The proposal, recently published in The New England Journal of Medicine, constitutes a shift in the FDA’s position on the development of Alzheimer’s drugs. The agency has long required that studies show clinically meaningful outcomes, including improvements in how patients feel and function, besides improvements in cognition.
“However, the premise that effective cognitive improvement will be manifested in the functional assessment of patients is untenable in the case of early-stage Alzheimer’s disease, which is increasingly the target of drug-development efforts,” the FDA said in the proposal. “We simply do not yet have drug-development tools that are validated to provide measures of function in patients with Alzheimer’s disease before the onset of overt dementia.”
The accumulation of amyloid plaque in the brain has been the pathologic hallmark of Alzheimer’s disease progression, and recent drug development efforts have focused on this biomarker. However, amyloid deposition has been associated more with late-stage Alzheimer’s disease. Attempts to intervene with patients with overt dementia may be too late, which could account for a number of failed drug trials, according to the FDA.

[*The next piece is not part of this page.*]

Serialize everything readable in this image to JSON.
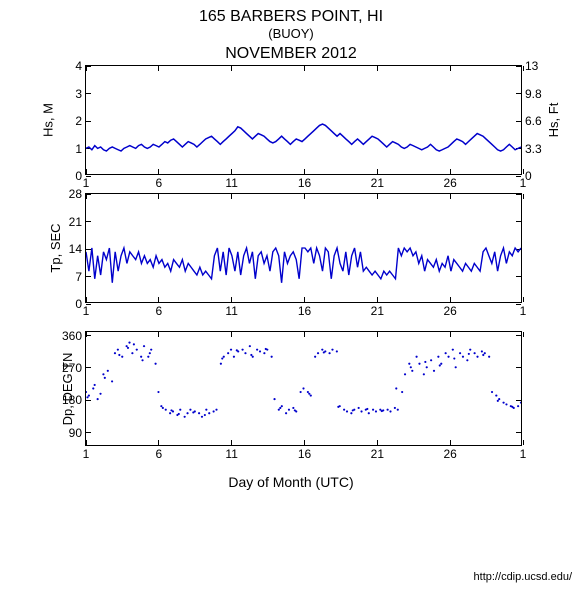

However, easing restrictions on drug approvals may present new challenges, including how to measure improvements in cognition in patients who are in the early stages of Alzheimer’s disease. Last month, the FDA issued a draft guidance on the development of new drugs for the treatment of Alzheimer’s disease. The draft also included recommendations on clinical outcome measures, trial designs and the role of biomarkers.
The draft guidance is still open to public comment and can be accessed here.
“As the focus of drug development has shifted to earlier stages of Alzheimer’s disease, many new and challenging scientific questions have emerged, and the regulatory framework under which such therapies are evaluated should evolve accordingly,” the agency said. “The FDA remains committed to innovative approaches to the evaluation of drugs that are in clinical development.”